I wrote this piece 15 years ago, before my daughter’s wedding, before the birth of my two grandsons, before many things, some good, some less so, but …I love it. I hope you do too.
OK! I used to sing in the car when I ferried my daughter and her friends around. The youthful embarrassment was palpable. Was I crazy? I am sure that my daughter thought so. There is more: I made her come home from dates earlier than she wanted. I actually threw one young man off our front porch. I didn’t physically remove him, but rather used my well-practiced teacher inflection to tell him to leave. Poor thing had the added burden of a mother who taught in her school. I am sure that I have amassed a laundry list of faux pas in her eyes. How do I know? I have my own list of humiliations that I felt as a girl negotiating a workable relationship with my own mother.
My daughter has invited me to tea at the White Dove next Saturday to celebrate Mother’s Day. I have rearranged my week so that I can go with her. It means more than she knows now and, hopefully, will come to know some day herself when she is a mother. We, like many mothers and daughters, are constantly negotiating our status. She is no longer the adoring child who would not sit and watch TV unless I had my arm around her. She is no longer the teenager, wary of my degrading behaviors and strict rules. She is no longer the college student, calling with a question about navigating the shoals of academic politics, nor is she the bride-to-be, determined to orchestrate her wedding without interference.
I, on the other hand, am no longer the young … well scratch that term, since she was born when I was 39 … I am no longer the 40-something mother of a young child, nor the 50-something mother of a teen, but a mid-60s mother of a newlywed who wants more than anything to pass on what I only learned myself a relatively few years ago.
And it goes back to my own obliviousness of the who of my mother. My mother wanted only the best for me, but she wasn’t sure of what that was. A woman who always worked, who was taken out of school at an early age to help support her family, could not conceive of a female aspiring to something more than a “good job in case a husband fell on hard times.” Hard times were ours for most of my youth, from the time my Dad was diagnosed with TB, heart trouble and emphysema to his untimely death in his mid-50s. It was, in fact, my Mom who supported the family by working as a night shift telephone operator. She worked hard and depended on me as the eldest to help. She used her own hard time growing up as a yardstick to measure the value of the environment of her children’s lives. There were no opportunities to play a musical instrument or be a cheerleader, or participate in school plays for her, and so, when those things were available to me, she was wary … and that part was not fun. I didn’t understand. I couldn’t. We lived in different times.
My going away to college was frightening for her. She didn’t finish grade school. I guess that, somehow, she knew this was a good thing for me. She sent me five dollars every week during my freshman year until I could find a part-time job. I thought I needed spending money. Five dollars was a lot of money for our family. I, full of my ego and full scholarship, thought I deserved it.

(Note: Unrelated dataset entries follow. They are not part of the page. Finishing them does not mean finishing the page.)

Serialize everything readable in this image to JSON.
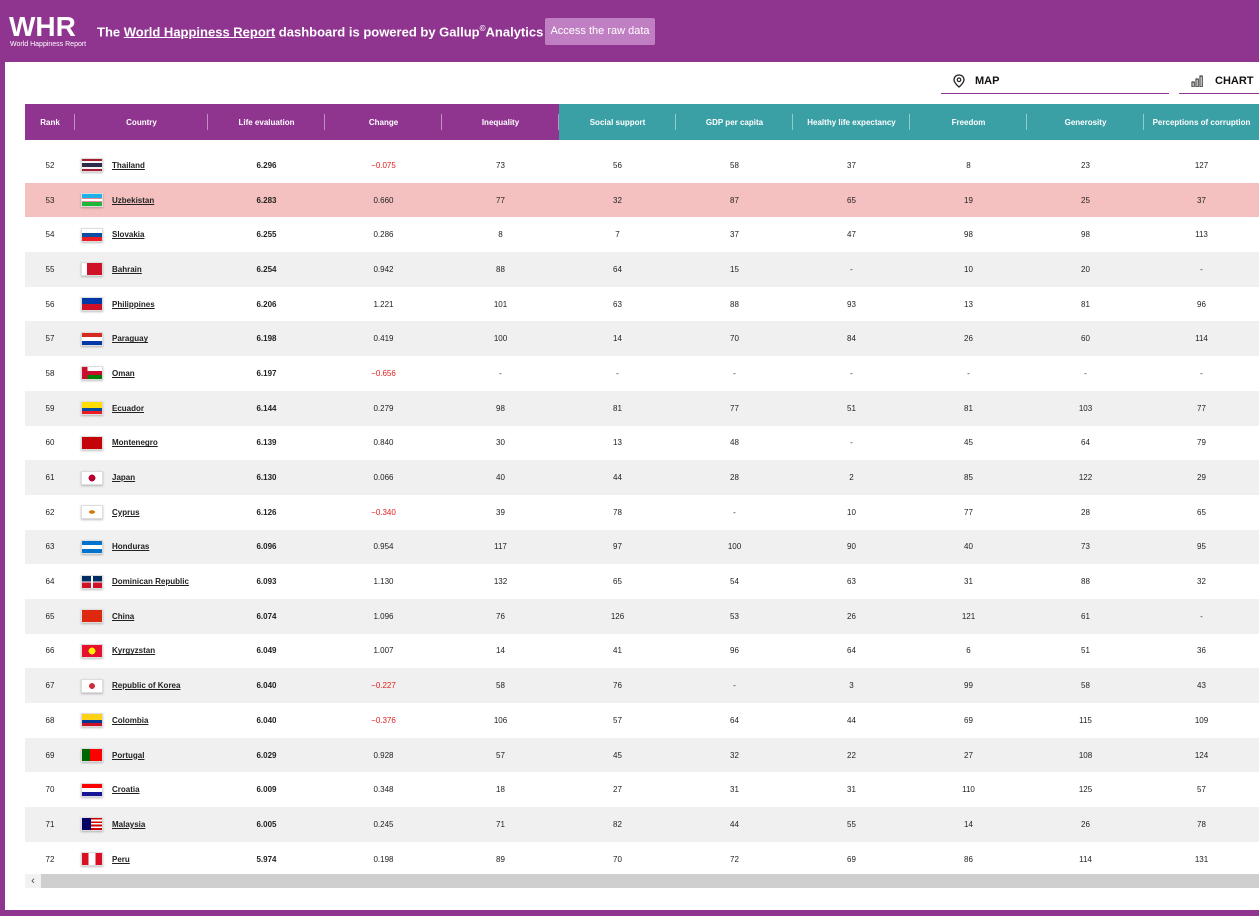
{
  "header": {
    "logo_text": "WHR",
    "logo_sub": "World Happiness Report",
    "tagline_pre": "The ",
    "tagline_link": "World Happiness Report",
    "tagline_mid": " dashboard is powered by Gallup",
    "tagline_sup": "©",
    "tagline_post": "Analytics",
    "raw_button": "Access the raw data"
  },
  "views": {
    "map_label": "MAP",
    "chart_label": "CHART"
  },
  "colors": {
    "purple": "#8f3590",
    "teal": "#3aa0a6",
    "highlight": "#f5c0c0",
    "negative": "#e02020"
  },
  "columns": [
    "Rank",
    "Country",
    "Life evaluation",
    "Change",
    "Inequality",
    "Social support",
    "GDP per capita",
    "Healthy life expectancy",
    "Freedom",
    "Generosity",
    "Perceptions of corruption"
  ],
  "rows": [
    {
      "rank": "52",
      "country": "Thailand",
      "life": "6.296",
      "change": "−0.075",
      "inequality": "73",
      "social": "56",
      "gdp": "58",
      "health": "37",
      "freedom": "8",
      "generosity": "23",
      "corruption": "127"
    },
    {
      "rank": "53",
      "country": "Uzbekistan",
      "life": "6.283",
      "change": "0.660",
      "inequality": "77",
      "social": "32",
      "gdp": "87",
      "health": "65",
      "freedom": "19",
      "generosity": "25",
      "corruption": "37"
    },
    {
      "rank": "54",
      "country": "Slovakia",
      "life": "6.255",
      "change": "0.286",
      "inequality": "8",
      "social": "7",
      "gdp": "37",
      "health": "47",
      "freedom": "98",
      "generosity": "98",
      "corruption": "113"
    },
    {
      "rank": "55",
      "country": "Bahrain",
      "life": "6.254",
      "change": "0.942",
      "inequality": "88",
      "social": "64",
      "gdp": "15",
      "health": "-",
      "freedom": "10",
      "generosity": "20",
      "corruption": "-"
    },
    {
      "rank": "56",
      "country": "Philippines",
      "life": "6.206",
      "change": "1.221",
      "inequality": "101",
      "social": "63",
      "gdp": "88",
      "health": "93",
      "freedom": "13",
      "generosity": "81",
      "corruption": "96"
    },
    {
      "rank": "57",
      "country": "Paraguay",
      "life": "6.198",
      "change": "0.419",
      "inequality": "100",
      "social": "14",
      "gdp": "70",
      "health": "84",
      "freedom": "26",
      "generosity": "60",
      "corruption": "114"
    },
    {
      "rank": "58",
      "country": "Oman",
      "life": "6.197",
      "change": "−0.656",
      "inequality": "-",
      "social": "-",
      "gdp": "-",
      "health": "-",
      "freedom": "-",
      "generosity": "-",
      "corruption": "-"
    },
    {
      "rank": "59",
      "country": "Ecuador",
      "life": "6.144",
      "change": "0.279",
      "inequality": "98",
      "social": "81",
      "gdp": "77",
      "health": "51",
      "freedom": "81",
      "generosity": "103",
      "corruption": "77"
    },
    {
      "rank": "60",
      "country": "Montenegro",
      "life": "6.139",
      "change": "0.840",
      "inequality": "30",
      "social": "13",
      "gdp": "48",
      "health": "-",
      "freedom": "45",
      "generosity": "64",
      "corruption": "79"
    },
    {
      "rank": "61",
      "country": "Japan",
      "life": "6.130",
      "change": "0.066",
      "inequality": "40",
      "social": "44",
      "gdp": "28",
      "health": "2",
      "freedom": "85",
      "generosity": "122",
      "corruption": "29"
    },
    {
      "rank": "62",
      "country": "Cyprus",
      "life": "6.126",
      "change": "−0.340",
      "inequality": "39",
      "social": "78",
      "gdp": "-",
      "health": "10",
      "freedom": "77",
      "generosity": "28",
      "corruption": "65"
    },
    {
      "rank": "63",
      "country": "Honduras",
      "life": "6.096",
      "change": "0.954",
      "inequality": "117",
      "social": "97",
      "gdp": "100",
      "health": "90",
      "freedom": "40",
      "generosity": "73",
      "corruption": "95"
    },
    {
      "rank": "64",
      "country": "Dominican Republic",
      "life": "6.093",
      "change": "1.130",
      "inequality": "132",
      "social": "65",
      "gdp": "54",
      "health": "63",
      "freedom": "31",
      "generosity": "88",
      "corruption": "32"
    },
    {
      "rank": "65",
      "country": "China",
      "life": "6.074",
      "change": "1.096",
      "inequality": "76",
      "social": "126",
      "gdp": "53",
      "health": "26",
      "freedom": "121",
      "generosity": "61",
      "corruption": "-"
    },
    {
      "rank": "66",
      "country": "Kyrgyzstan",
      "life": "6.049",
      "change": "1.007",
      "inequality": "14",
      "social": "41",
      "gdp": "96",
      "health": "64",
      "freedom": "6",
      "generosity": "51",
      "corruption": "36"
    },
    {
      "rank": "67",
      "country": "Republic of Korea",
      "life": "6.040",
      "change": "−0.227",
      "inequality": "58",
      "social": "76",
      "gdp": "-",
      "health": "3",
      "freedom": "99",
      "generosity": "58",
      "corruption": "43"
    },
    {
      "rank": "68",
      "country": "Colombia",
      "life": "6.040",
      "change": "−0.376",
      "inequality": "106",
      "social": "57",
      "gdp": "64",
      "health": "44",
      "freedom": "69",
      "generosity": "115",
      "corruption": "109"
    },
    {
      "rank": "69",
      "country": "Portugal",
      "life": "6.029",
      "change": "0.928",
      "inequality": "57",
      "social": "45",
      "gdp": "32",
      "health": "22",
      "freedom": "27",
      "generosity": "108",
      "corruption": "124"
    },
    {
      "rank": "70",
      "country": "Croatia",
      "life": "6.009",
      "change": "0.348",
      "inequality": "18",
      "social": "27",
      "gdp": "31",
      "health": "31",
      "freedom": "110",
      "generosity": "125",
      "corruption": "57"
    },
    {
      "rank": "71",
      "country": "Malaysia",
      "life": "6.005",
      "change": "0.245",
      "inequality": "71",
      "social": "82",
      "gdp": "44",
      "health": "55",
      "freedom": "14",
      "generosity": "26",
      "corruption": "78"
    },
    {
      "rank": "72",
      "country": "Peru",
      "life": "5.974",
      "change": "0.198",
      "inequality": "89",
      "social": "70",
      "gdp": "72",
      "health": "69",
      "freedom": "86",
      "generosity": "114",
      "corruption": "131"
    }
  ],
  "flags": {
    "Thailand": "linear-gradient(#a51931 0 17%, #f4f5f8 17% 33%, #2d2a4a 33% 67%, #f4f5f8 67% 83%, #a51931 83%)",
    "Uzbekistan": "linear-gradient(#1eb1e7 0 32%, #ce1126 32% 36%, #fff 36% 64%, #ce1126 64% 68%, #1eb53a 68%)",
    "Slovakia": "linear-gradient(#fff 0 33%, #0b4ea2 33% 67%, #ee1c25 67%)",
    "Bahrain": "linear-gradient(90deg, #fff 0 25%, #ce1126 25%)",
    "Philippines": "linear-gradient(#0038a8 0 50%, #ce1126 50%)",
    "Paraguay": "linear-gradient(#d52b1e 0 33%, #fff 33% 67%, #0038a8 67%)",
    "Oman": "linear-gradient(90deg, #c8102e 0 28%, transparent 28%), linear-gradient(#fff 0 33%, #c8102e 33% 67%, #008000 67%)",
    "Ecuador": "linear-gradient(#ffdd00 0 50%, #034ea2 50% 75%, #ed1c24 75%)",
    "Montenegro": "linear-gradient(#c40308, #c40308)",
    "Japan": "radial-gradient(circle at center, #bc002d 0 28%, #fff 30%)",
    "Cyprus": "radial-gradient(ellipse at center, #d57800 0 20%, #fff 22%)",
    "Honduras": "linear-gradient(#0073cf 0 33%, #fff 33% 67%, #0073cf 67%)",
    "Dominican Republic": "linear-gradient(90deg, transparent 0 44%, #fff 44% 56%, transparent 56%), linear-gradient(#002d62 0 44%, #fff 44% 56%, #ce1126 56%)",
    "China": "linear-gradient(#de2910, #de2910)",
    "Kyrgyzstan": "radial-gradient(circle at center, #ffef00 0 28%, #e8112d 30%)",
    "Republic of Korea": "radial-gradient(circle at center, #cd2e3a 0 24%, #fff 26%)",
    "Colombia": "linear-gradient(#fcd116 0 50%, #003893 50% 75%, #ce1126 75%)",
    "Portugal": "linear-gradient(90deg, #006600 0 40%, #ff0000 40%)",
    "Croatia": "linear-gradient(#ff0000 0 33%, #fff 33% 67%, #171796 67%)",
    "Malaysia": "linear-gradient(90deg, #010066 0 45%, transparent 45%), repeating-linear-gradient(#cc0001 0 14%, #fff 14% 28%)",
    "Peru": "linear-gradient(90deg, #d91023 0 33%, #fff 33% 67%, #d91023 67%)"
  }
}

Through the years, we negotiated, never quite letting go of the power struggle between holding on and letting go, until she was quite old and infirm. On the night before the surgery that was to take her life, we spoke and she, who had been in demonstrably failing health, had transformed into someone that I hardly recognized. “I don’t want to be this sick anymore,” she said, with a strong, youthful voice. “If I don’t make it, I’ll never know.” I told her that I would talk with her tomorrow. That talk never took place. She spoke to me in another way.
As I cleaned out her closets and the dresser, I found her things … the paraphernalia of someone like me … clothes that she loved and those that she didn’t. Pictures of friends and family, photographs of my parents when they were young, a snapshot of my mother in her girl scout uniform, a photo of her own, much loved grandmother, my great-grandmother, scraps of drawings from our childhood, her romance novels, clothing that she had begun to sew for Christmas gifts for us … and it became clear. My mother was a person, not a saint, not someone with extraordinary powers, but someone who was a real woman with the same wants and hopes for happiness that I had and have. She had four children that she took care of the best way she knew how, with every resource at her command. Because her mother put her first, she did the same for us … but first has different meanings as times and circumstances change. What I learned was that the love behind it doesn’t.
And so, on the day before Mother’s Day when my daughter and I take tea, I want to give her the gift of knowing that I did the best I could with what I knew and what I had. I am me. Uniquely me, the child of Phyllis Enid Toms Smithwick, I gave her what I could – my time, my energy, my substance, my love. I am far from perfect. I have my peccadilloes, my weaknesses and, yes, strengths. I am not a transparent cutout of a fictional character called mother. I am three dimensional, with all of the parts of being human fully operating, every day.
And I do recognize that singing in the car is probably one of the worst things any parent can do…but I still would have sung in the car. I was giving her me.